The brief offered an ideal base for Harris to travel weekly from campus to campus, microblogging and selfie-shooting across the nation, building an image as a lawmaker more connected to the concerns of teens and 20-somethings struggling to start families and secure homes.
As Harris prepares to become Taoiseach his TikTok followers are approaching 100,000, more than 10 times that of his party’s account. As usual, in his latest post, Harris talks straight into the camera, thanks his hundreds of thousands of viewers for their “friendship,” and notes how far he’s come from his first political activism “as an opinionated, moody teenager.”
He keeps his comments open on all forums but typically doesn’t reply to any of the hundreds of angry messages demanding an immediate general election. The government’s five-year term doesn’t run out until March 2025.
Flash in the pan?
This looming deadline begs the question: Will Harris be a flash in the prime ministerial pan, or can he lead Fine Gael against the polling odds into an historic fourth straight government?
The majority of Fine Gael lawmakers who backed him hope so, even though it’s striking how many of those lawmakers already have announced their departure from politics at the end of the term.
Opinion polls in coming weeks should register whether Fine Gael gains a meaningful bounce from Varadkar’s replacement with Harris, who plans a series of face-to-face voter events nationwide ahead of Fine Gael’s annual conference April 6 in the western university city of Galway. He’ll be elected Taoiseach April 9 when the Dáil reconvenes from Easter recess.

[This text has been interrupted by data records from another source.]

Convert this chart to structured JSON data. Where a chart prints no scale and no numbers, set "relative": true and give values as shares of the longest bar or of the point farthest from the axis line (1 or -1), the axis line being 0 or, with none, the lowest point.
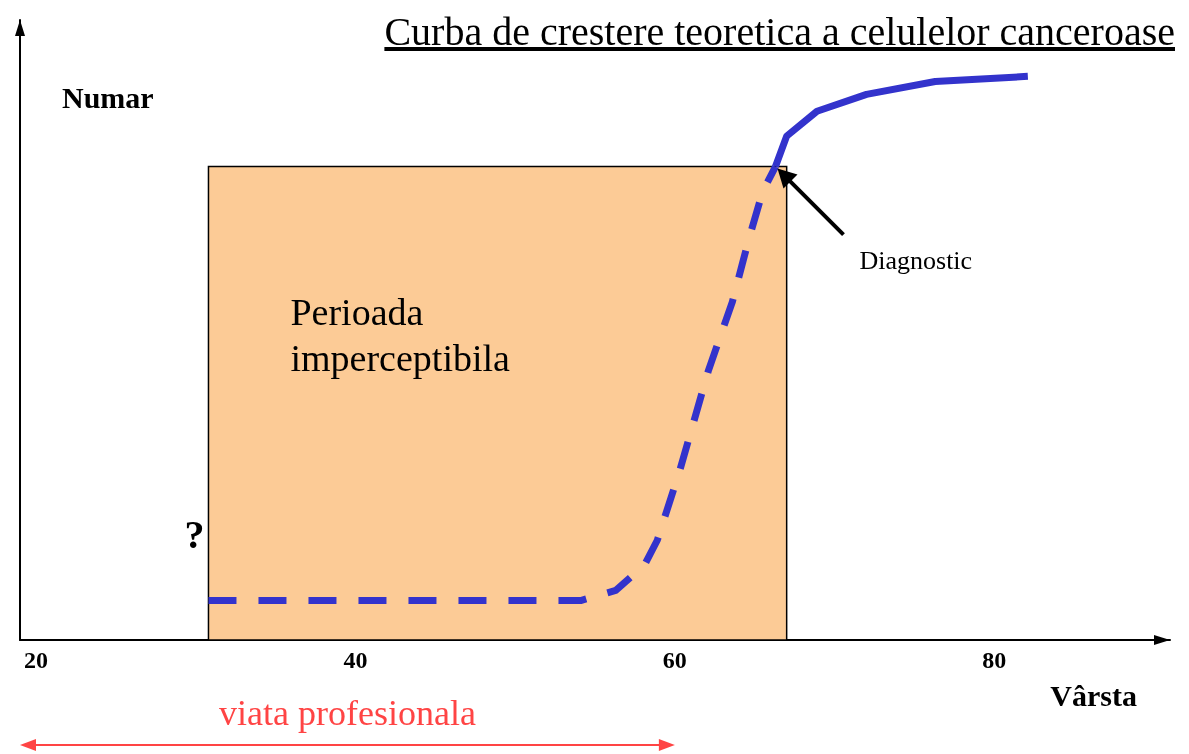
{
  "chart_data": {
    "type": "line",
    "title": "Curba de crestere teoretica a celulelor canceroase",
    "xlabel": "Vârsta",
    "ylabel": "Numar",
    "relative": true,
    "marker": "none",
    "grid": false,
    "xlim": [
      19,
      91
    ],
    "xticks": [
      20,
      40,
      60,
      80
    ],
    "series": [
      {
        "color": "#3333cc",
        "line_style": "dashed",
        "x": [
          30.8,
          54.1,
          56.3,
          58.1,
          58.9,
          60.3,
          62.1,
          63.6,
          64.6,
          65.5,
          66.3
        ],
        "values": [
          0.07,
          0.07,
          0.088,
          0.133,
          0.177,
          0.3,
          0.478,
          0.6,
          0.708,
          0.796,
          0.84
        ]
      },
      {
        "color": "#3333cc",
        "line_style": "solid",
        "x": [
          66.3,
          67.0,
          68.9,
          72.0,
          76.3,
          82.1
        ],
        "values": [
          0.84,
          0.894,
          0.938,
          0.968,
          0.991,
          1.0
        ]
      }
    ],
    "bands": [
      {
        "axis": "x",
        "from": 30.8,
        "to": 67.0,
        "label": "Perioada imperceptibila",
        "color": "#fccb96"
      }
    ],
    "annotations": [
      "Diagnostic",
      "?",
      "viata profesionala"
    ]
  }
}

As things stand, Fine Gael faces an uphill battle to regain voters lost since 2011, many of them to rural independent lawmakers as the party tacked to the left in alliance with mostly liberal coalition partners.
Fighting Sinn Féin
The great challenge to Fine Gael’s re-election will be Sinn Féin, the Irish republican party once rooted overwhelmingly in the neighboring U.K. territory of Northern Ireland, but now the most popular party south of the border as well. Sinn Féin won the most votes in the 2020 election but didn’t run enough candidates to capitalize on those numbers — an error certain not to be repeated.

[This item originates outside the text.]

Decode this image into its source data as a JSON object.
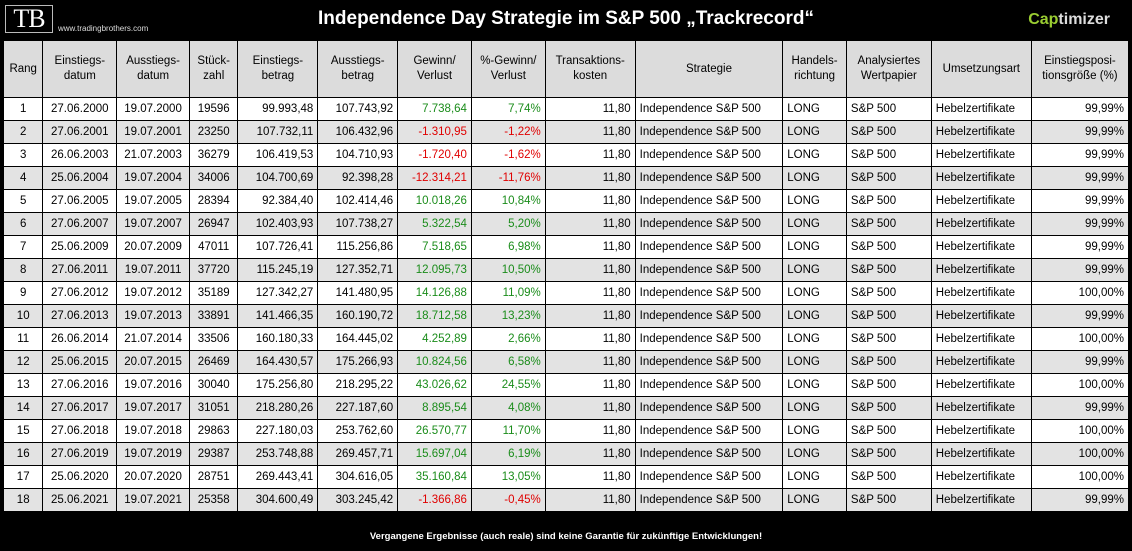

While Fine Gael’s main coalition partner, Fianna Fáil, hasn’t quite shut the door on a potential post-election partnership with Sinn Féin, Harris has made it one of his first political acts.
In his weekend victory speech to party faithful, Harris drew the strongest round of applause when he drew a stark red line between his party and Sinn Féin, noting it had never severed links with the outlawed Provisional IRA. He recalled how, only a few days before, a convicted cop killer from the IRA had received a paramilitary sendoff with his coffin draped in the Irish national flag.

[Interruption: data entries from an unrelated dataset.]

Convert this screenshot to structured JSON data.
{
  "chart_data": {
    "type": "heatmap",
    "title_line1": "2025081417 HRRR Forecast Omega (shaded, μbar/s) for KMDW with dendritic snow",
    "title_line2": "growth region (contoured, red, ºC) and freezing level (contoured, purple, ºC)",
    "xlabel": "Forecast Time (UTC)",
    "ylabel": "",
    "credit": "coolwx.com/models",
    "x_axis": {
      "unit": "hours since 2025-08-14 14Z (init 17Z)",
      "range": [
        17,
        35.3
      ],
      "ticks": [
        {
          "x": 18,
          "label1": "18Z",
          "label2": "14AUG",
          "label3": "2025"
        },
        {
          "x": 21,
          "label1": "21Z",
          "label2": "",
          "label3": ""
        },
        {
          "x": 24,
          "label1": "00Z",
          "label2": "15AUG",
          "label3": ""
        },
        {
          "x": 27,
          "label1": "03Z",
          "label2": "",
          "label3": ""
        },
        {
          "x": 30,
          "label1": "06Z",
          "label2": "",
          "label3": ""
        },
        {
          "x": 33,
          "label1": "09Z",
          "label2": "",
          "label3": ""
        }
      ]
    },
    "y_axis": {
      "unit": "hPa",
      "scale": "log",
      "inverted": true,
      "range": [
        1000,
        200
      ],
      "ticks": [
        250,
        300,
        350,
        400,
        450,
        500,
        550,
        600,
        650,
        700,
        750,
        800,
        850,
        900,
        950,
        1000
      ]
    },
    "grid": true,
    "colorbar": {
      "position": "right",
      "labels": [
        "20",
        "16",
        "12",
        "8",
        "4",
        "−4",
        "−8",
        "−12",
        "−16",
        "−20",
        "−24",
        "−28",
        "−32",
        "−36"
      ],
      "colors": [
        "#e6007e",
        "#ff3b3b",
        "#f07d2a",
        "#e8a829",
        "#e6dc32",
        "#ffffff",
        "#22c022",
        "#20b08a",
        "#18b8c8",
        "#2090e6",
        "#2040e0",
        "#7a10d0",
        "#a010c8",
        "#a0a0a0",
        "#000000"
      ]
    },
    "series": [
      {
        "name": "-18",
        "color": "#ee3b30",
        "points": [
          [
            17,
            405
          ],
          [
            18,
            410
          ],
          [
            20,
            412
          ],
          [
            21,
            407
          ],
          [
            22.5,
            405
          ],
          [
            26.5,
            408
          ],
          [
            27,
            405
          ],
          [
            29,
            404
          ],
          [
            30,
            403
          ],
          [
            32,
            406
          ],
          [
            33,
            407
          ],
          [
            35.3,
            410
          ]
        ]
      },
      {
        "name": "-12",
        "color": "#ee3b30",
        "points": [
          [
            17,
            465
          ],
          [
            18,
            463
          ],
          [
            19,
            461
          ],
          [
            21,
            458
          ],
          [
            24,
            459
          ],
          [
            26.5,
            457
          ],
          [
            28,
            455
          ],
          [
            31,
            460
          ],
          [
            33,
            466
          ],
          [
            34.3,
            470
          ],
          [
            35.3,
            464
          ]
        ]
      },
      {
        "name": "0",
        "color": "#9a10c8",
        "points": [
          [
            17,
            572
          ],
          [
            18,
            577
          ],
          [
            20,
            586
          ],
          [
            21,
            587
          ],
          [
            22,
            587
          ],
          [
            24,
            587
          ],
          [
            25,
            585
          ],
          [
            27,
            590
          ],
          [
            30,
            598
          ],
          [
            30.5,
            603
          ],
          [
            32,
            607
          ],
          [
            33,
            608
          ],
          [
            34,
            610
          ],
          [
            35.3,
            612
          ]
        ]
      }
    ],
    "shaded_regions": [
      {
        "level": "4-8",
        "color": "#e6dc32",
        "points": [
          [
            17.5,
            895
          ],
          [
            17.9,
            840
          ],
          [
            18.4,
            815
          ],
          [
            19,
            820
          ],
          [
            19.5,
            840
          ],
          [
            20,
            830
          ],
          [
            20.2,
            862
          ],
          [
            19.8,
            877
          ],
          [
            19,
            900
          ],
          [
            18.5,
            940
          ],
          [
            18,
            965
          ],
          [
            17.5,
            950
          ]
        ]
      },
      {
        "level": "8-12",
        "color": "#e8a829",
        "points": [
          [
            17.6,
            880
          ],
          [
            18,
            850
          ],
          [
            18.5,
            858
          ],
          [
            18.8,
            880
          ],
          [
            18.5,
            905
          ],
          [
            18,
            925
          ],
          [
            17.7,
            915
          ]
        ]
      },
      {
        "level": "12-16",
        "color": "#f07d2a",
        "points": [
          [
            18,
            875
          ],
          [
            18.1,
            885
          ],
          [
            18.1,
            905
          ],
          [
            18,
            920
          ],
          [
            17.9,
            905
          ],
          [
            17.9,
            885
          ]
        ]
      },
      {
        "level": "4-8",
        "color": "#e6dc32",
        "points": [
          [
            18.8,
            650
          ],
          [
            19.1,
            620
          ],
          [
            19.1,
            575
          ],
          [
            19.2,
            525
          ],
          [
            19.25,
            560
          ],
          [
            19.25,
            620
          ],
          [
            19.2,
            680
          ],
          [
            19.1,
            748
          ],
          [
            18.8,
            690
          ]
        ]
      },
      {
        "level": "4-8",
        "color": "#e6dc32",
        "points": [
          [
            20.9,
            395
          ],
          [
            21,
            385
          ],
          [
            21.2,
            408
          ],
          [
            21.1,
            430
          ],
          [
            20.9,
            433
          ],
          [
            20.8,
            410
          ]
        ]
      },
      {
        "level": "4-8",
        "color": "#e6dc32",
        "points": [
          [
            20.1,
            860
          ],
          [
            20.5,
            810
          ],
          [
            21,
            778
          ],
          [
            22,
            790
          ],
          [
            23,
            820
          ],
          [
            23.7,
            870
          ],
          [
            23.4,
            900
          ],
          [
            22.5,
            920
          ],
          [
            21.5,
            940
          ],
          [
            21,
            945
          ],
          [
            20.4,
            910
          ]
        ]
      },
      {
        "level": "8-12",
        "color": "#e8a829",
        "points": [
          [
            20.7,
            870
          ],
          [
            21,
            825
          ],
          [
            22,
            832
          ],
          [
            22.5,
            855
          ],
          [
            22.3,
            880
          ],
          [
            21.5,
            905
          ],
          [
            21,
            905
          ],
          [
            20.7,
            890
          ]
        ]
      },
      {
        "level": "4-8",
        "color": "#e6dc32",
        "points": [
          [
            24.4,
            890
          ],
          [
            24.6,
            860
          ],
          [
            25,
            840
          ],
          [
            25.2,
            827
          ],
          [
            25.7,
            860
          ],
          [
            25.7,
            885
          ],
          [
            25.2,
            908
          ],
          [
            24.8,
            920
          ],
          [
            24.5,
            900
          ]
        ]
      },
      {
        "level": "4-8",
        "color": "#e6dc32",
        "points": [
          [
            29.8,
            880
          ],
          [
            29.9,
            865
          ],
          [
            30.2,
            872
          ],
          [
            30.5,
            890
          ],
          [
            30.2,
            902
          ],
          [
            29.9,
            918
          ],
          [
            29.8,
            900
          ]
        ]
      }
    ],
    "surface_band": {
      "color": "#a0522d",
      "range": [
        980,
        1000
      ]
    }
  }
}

“Fine Gael stands for law and order. This is the party that established An Garda Síochána. We stand on the side of the gardaí,” Harris said, referring to Ireland’s national police force. “We stand for streets that are safe, and crime that is never allowed to go unchecked. And in a week where I saw the tricolor of this republic draped over the coffin of a garda killer, I say: Shame! Let’s take our flag back!”
Sinn Féin has spent little energy attacking Harris directly, maintaining a public focus instead on trouncing Fine Gael, Fianna Fáil and the third government party, the Greens, in European Parliament and local council elections in June.
The immediate challenge for Harris will be how much to shuffle the Fine Gael ministers in the government to potentially weed out respected veterans in favor of next-generation allies. It’s hard for any new leader to claim to be an agent for change when so much of his existing front bench sounds worn out after 13 years in power.